‘Last day of a great thing’

Midcoast passenger rail service ends
Sun, 10/25/2015 - 5:45pm

Gordon and Lynne Kontrath were recording the Patriots-Jets game Sunday afternoon to avoid missing the end, in case it came when Maine Eastern Railroad’s Brunswick-Rockland excursion was making its return, southbound pass near the couple’s Old Ferry Road, Wiscasset home.

The Kontraths were outside then, to witness the run and say goodbye to it, with a sign Lynne Kontrath made Sunday. They rode the train Saturday because it was the last weekend of the passenger rail service that’s been in place for the past decade.

When they took the Saturday ride, they asked if anything special was planned to mark the final run on Sunday. It was not, Lynne Kontrath said. “I knew I had to do something.” So she made the sign, written on black poster board with white paint she had been using to paint their home’s foundation.

The sign read: “GOODBYE MERR WE’LL MISS U.”

Train runs will remain part of the Midcoast landscape, but, for now at least, onlookers won’t see riders waving back. Maine Eastern Railroad had transported both passenger and freight. However, the state will be leasing the tracks in 2016 to Central Maine and Quebec Railway, the Wiscasset Newspaper’s online sister paper Penobscot Bay Pilot reported.

There are no current plans to keep passenger service going on the Rockland branch, Penobscot Bay Pilot reports in a Sept. 17, 2015 article at www.penbaypilot.com.

Tara Butler of Belfast heard about the end of the passenger service a couple weeks ago, while attending a Sheepscot Valley Conservation Association woodlot pruning workshop. “We happened to be walking right past the (train) bed and then the train went by.” She asked about it and was told the passenger rail service would be ending. “And so I said, ‘Oh, I’ll have to check this out.’”

Butler, 56, said her grandfather used to take her to watch trains when she was 3. “So this (ride) is in his honor,” Butler said in the rain before the train arrived Sunday morning for its northbound stop in Wiscasset.
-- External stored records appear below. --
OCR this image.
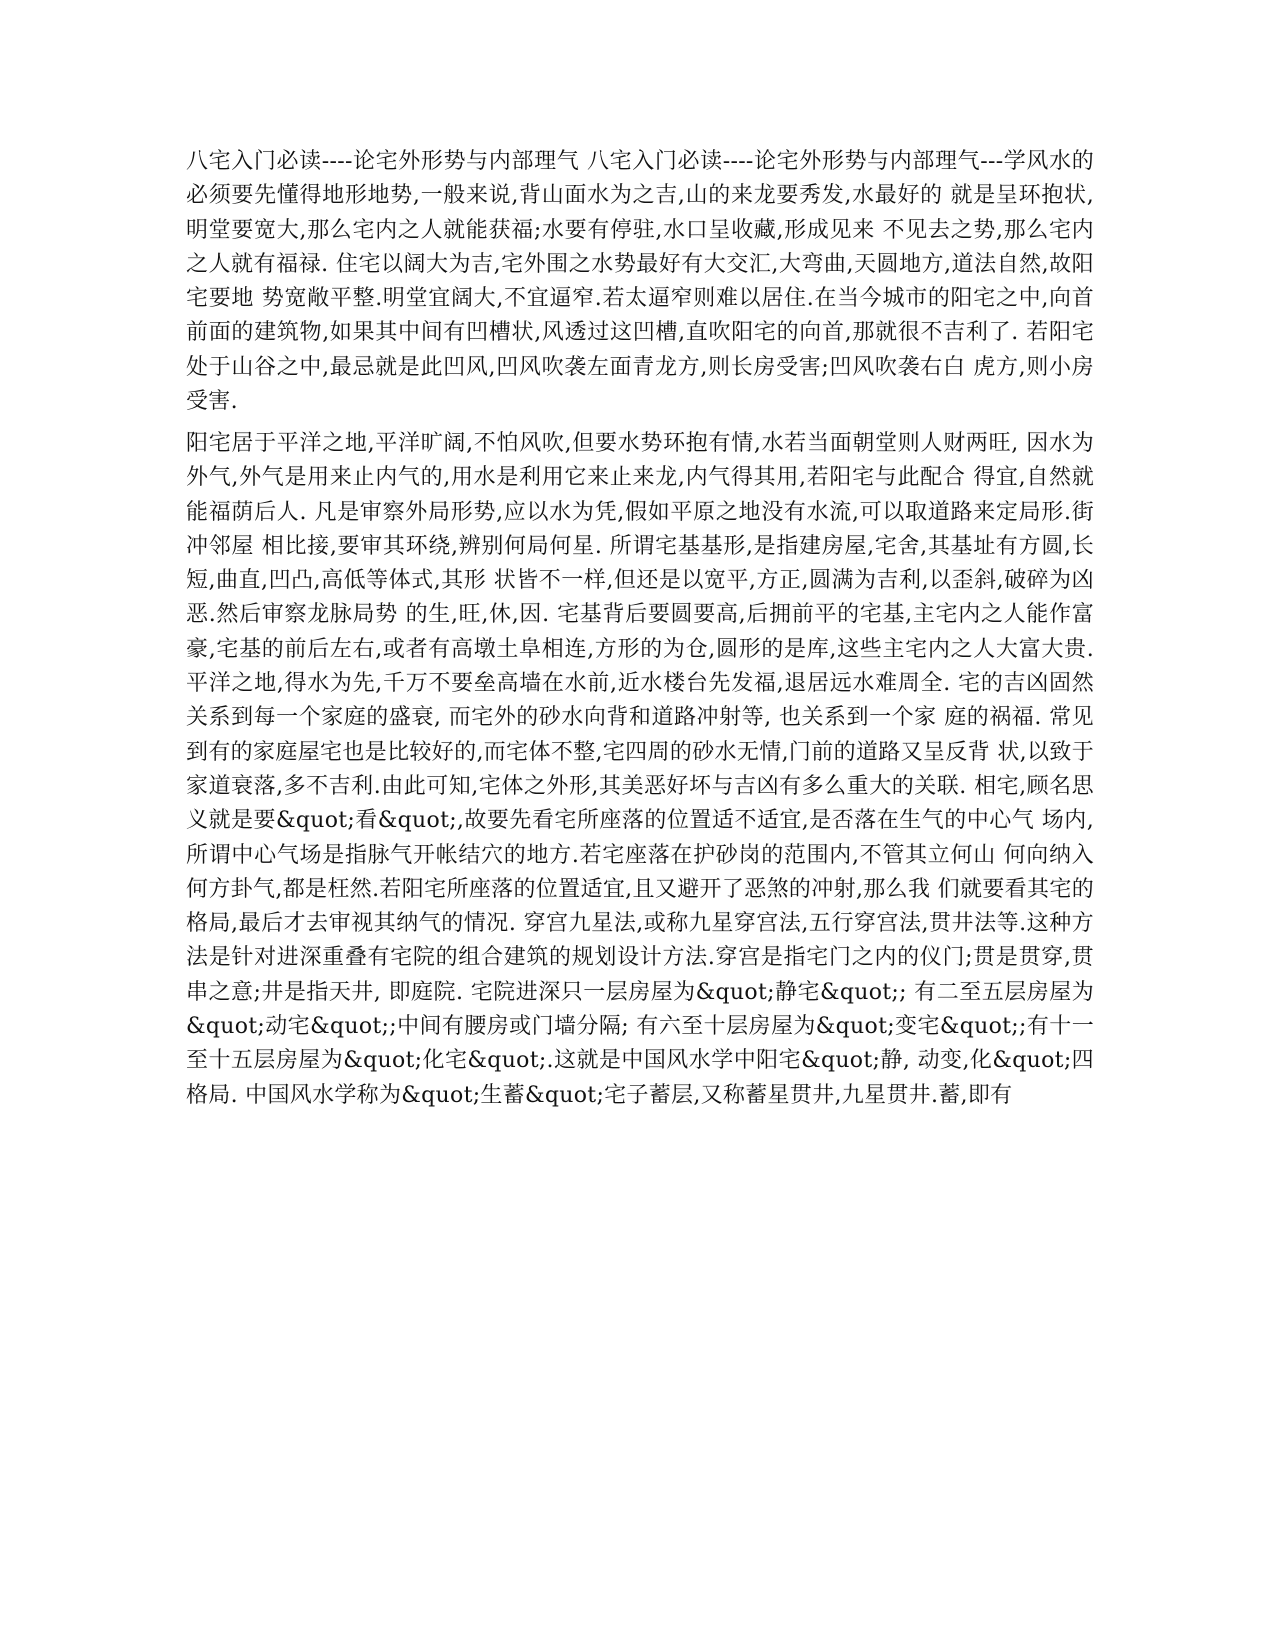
八宅入门必读----论宅外形势与内部理气 八宅入门必读----论宅外形势与内部理气---学风水的必须要先懂得地形地势,一般来说,背山面水为之吉,山的来龙要秀发,水最好的 就是呈环抱状,明堂要宽大,那么宅内之人就能获福;水要有停驻,水口呈收藏,形成见来 不见去之势,那么宅内之人就有福禄. 住宅以阔大为吉,宅外围之水势最好有大交汇,大弯曲,天圆地方,道法自然,故阳宅要地 势宽敞平整.明堂宜阔大,不宜逼窄.若太逼窄则难以居住.在当今城市的阳宅之中,向首 前面的建筑物,如果其中间有凹槽状,风透过这凹槽,直吹阳宅的向首,那就很不吉利了. 若阳宅处于山谷之中,最忌就是此凹风,凹风吹袭左面青龙方,则长房受害;凹风吹袭右白 虎方,则小房受害.
阳宅居于平洋之地,平洋旷阔,不怕风吹,但要水势环抱有情,水若当面朝堂则人财两旺, 因水为外气,外气是用来止内气的,用水是利用它来止来龙,内气得其用,若阳宅与此配合 得宜,自然就能福荫后人. 凡是审察外局形势,应以水为凭,假如平原之地没有水流,可以取道路来定局形.街冲邻屋 相比接,要审其环绕,辨别何局何星. 所谓宅基基形,是指建房屋,宅舍,其基址有方圆,长短,曲直,凹凸,高低等体式,其形 状皆不一样,但还是以宽平,方正,圆满为吉利,以歪斜,破碎为凶恶.然后审察龙脉局势 的生,旺,休,因. 宅基背后要圆要高,后拥前平的宅基,主宅内之人能作富豪,宅基的前后左右,或者有高墩土阜相连,方形的为仓,圆形的是库,这些主宅内之人大富大贵.平洋之地,得水为先,千万不要垒高墙在水前,近水楼台先发福,退居远水难周全. 宅的吉凶固然关系到每一个家庭的盛衰, 而宅外的砂水向背和道路冲射等, 也关系到一个家 庭的祸福. 常见到有的家庭屋宅也是比较好的,而宅体不整,宅四周的砂水无情,门前的道路又呈反背 状,以致于家道衰落,多不吉利.由此可知,宅体之外形,其美恶好坏与吉凶有多么重大的关联. 相宅,顾名思义就是要&quot;看&quot;,故要先看宅所座落的位置适不适宜,是否落在生气的中心气 场内,所谓中心气场是指脉气开帐结穴的地方.若宅座落在护砂岗的范围内,不管其立何山 何向纳入何方卦气,都是枉然.若阳宅所座落的位置适宜,且又避开了恶煞的冲射,那么我 们就要看其宅的格局,最后才去审视其纳气的情况. 穿宫九星法,或称九星穿宫法,五行穿宫法,贯井法等.这种方法是针对进深重叠有宅院的组合建筑的规划设计方法.穿宫是指宅门之内的仪门;贯是贯穿,贯串之意;井是指天井, 即庭院. 宅院进深只一层房屋为&quot;静宅&quot;; 有二至五层房屋为&quot;动宅&quot;;中间有腰房或门墙分隔; 有六至十层房屋为&quot;变宅&quot;;有十一至十五层房屋为&quot;化宅&quot;.这就是中国风水学中阳宅&quot;静, 动变,化&quot;四格局. 中国风水学称为&quot;生蓄&quot;宅子蓄层,又称蓄星贯井,九星贯井.蓄,即有
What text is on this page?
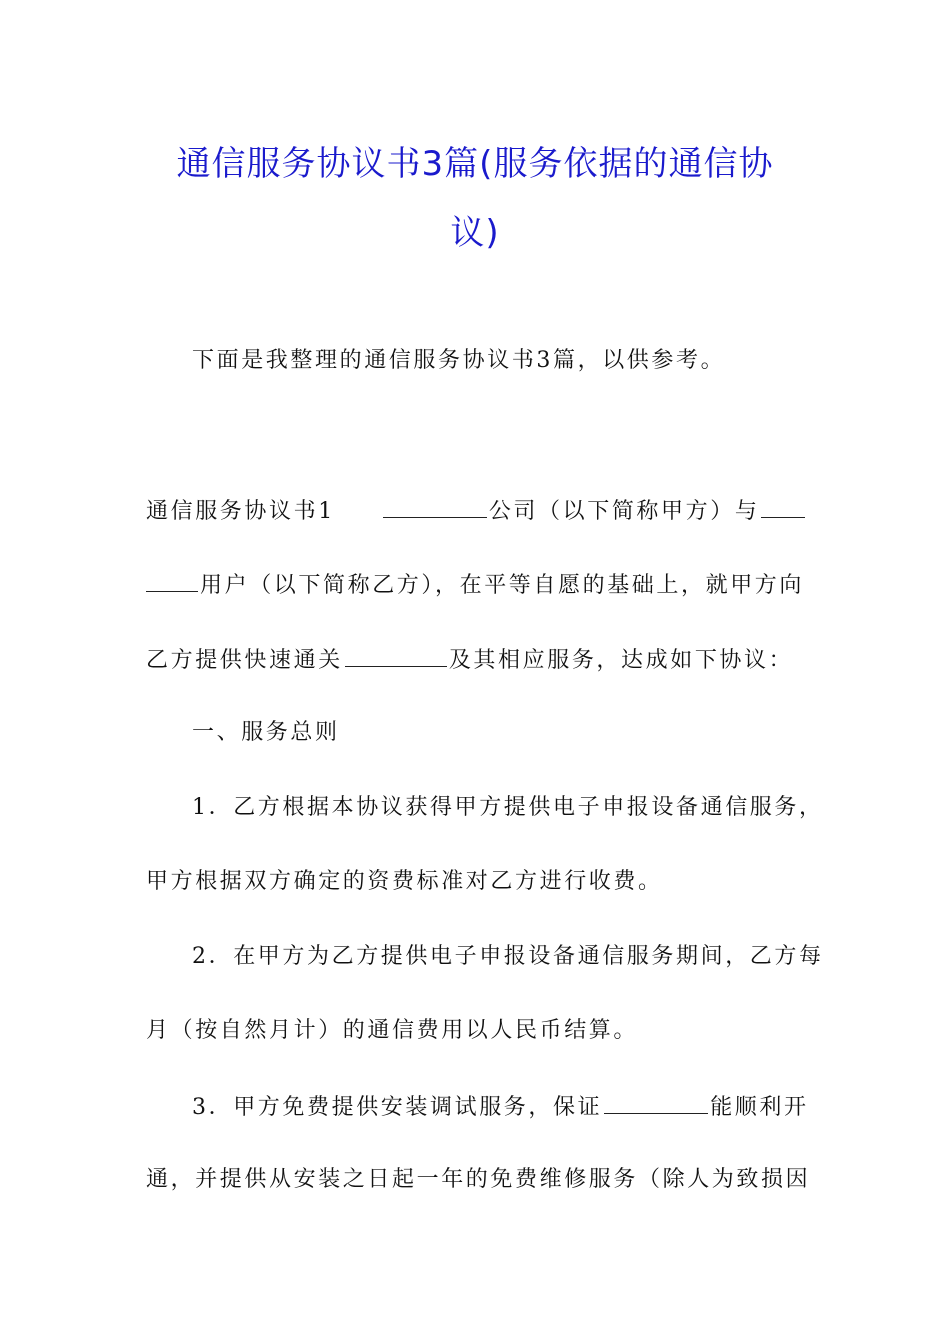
通信服务协议书3篇(服务依据的通信协
议)
下面是我整理的通信服务协议书3篇，以供参考。
通信服务协议书1	公司（以下简称甲方）与
用户（以下简称乙方），在平等自愿的基础上，就甲方向
乙方提供快速通关	及其相应服务，达成如下协议：
一、服务总则
1．乙方根据本协议获得甲方提供电子申报设备通信服务，
甲方根据双方确定的资费标准对乙方进行收费。
2．在甲方为乙方提供电子申报设备通信服务期间，乙方每
月（按自然月计）的通信费用以人民币结算。
3．甲方免费提供安装调试服务，保证	能顺利开
通，并提供从安装之日起一年的免费维修服务（除人为致损因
Also taking the trip for the first time was Alan Yorker, president emeritus of the National Association of Railway Passengers. The Washington, D.C.-based organization keeps Congress aware that there are people who would like more passenger trains, Yorker said.

“Congress has not done a good job of improving our system, but they’re getting the message. The younger generation is demanding more,”  in terms of both commuter and long-distance rail runs, Yorker said.

“We’re starting to get more elected officials who believe in that,” he added. “Passenger rail service has a better future than it has had in the past 50 years, because the generation that thinks of it as a Dodo bird is moving out to pasture, and the younger generation is saying, ‘Why don’t we have what Europe has? Why don’t we have what Asia has?’”

That could help passenger rail prospects nationally as well as in Midcoast Maine, Yorker said before he and wife Janie Yorker of Georgia’s Atlanta area boarded the train in Wiscasset Sunday morning. He’d been wanting to ride it for years. The loss of the rail run is unfortunate, he said. “This is the last day of a great thing.”

For the train’s conductor, Waldoboro’s Ernie Vannah, the end of the run was ending the part-time job he’d held for the better part of a decade. His summers will be freer now, but he will miss interacting with the passengers, Vannah said during the train’s northbound stop in Wiscasset Sunday.

“And I’ll miss railroading. I have enjoyed it,” he said. “I’ll continue to work my real job,” as a bus mechanic, he said. “My play job’s ending.”

Ridership about tripled in the past month after news came out that the service was ending, Vannah said.

Repeat passenger Judy Normand of Litchfield was sorry to see the service end but hopeful it will return. Sunday’s ride, which for her ended in Wiscasset, was wonderful, she said. Sharing her umbrella was her companion on many past rides, grandson and fellow train buff Marquise Sweek, 10, of Topsham.

Asked about his experiences riding the train, Sweek said: “It’s fun. You see a lot of stuff.”

They always enjoyed the part of the trip crossing the Kennebec River by bridge from Bath to Woolwich, his grandmother said.

While Maine Eastern’s Brunswick-Rockland excursion runs have ended, Maine Eastern spokesman Harmony Llanto confirmed in an email response to the Wiscasset Newspaper’s questions that the Bath-Wiscasset Candy Cane Train will still be held this year, Dec. 12 and 13; and possibly also the Jingle Bell Express on Dec. 5 and 6.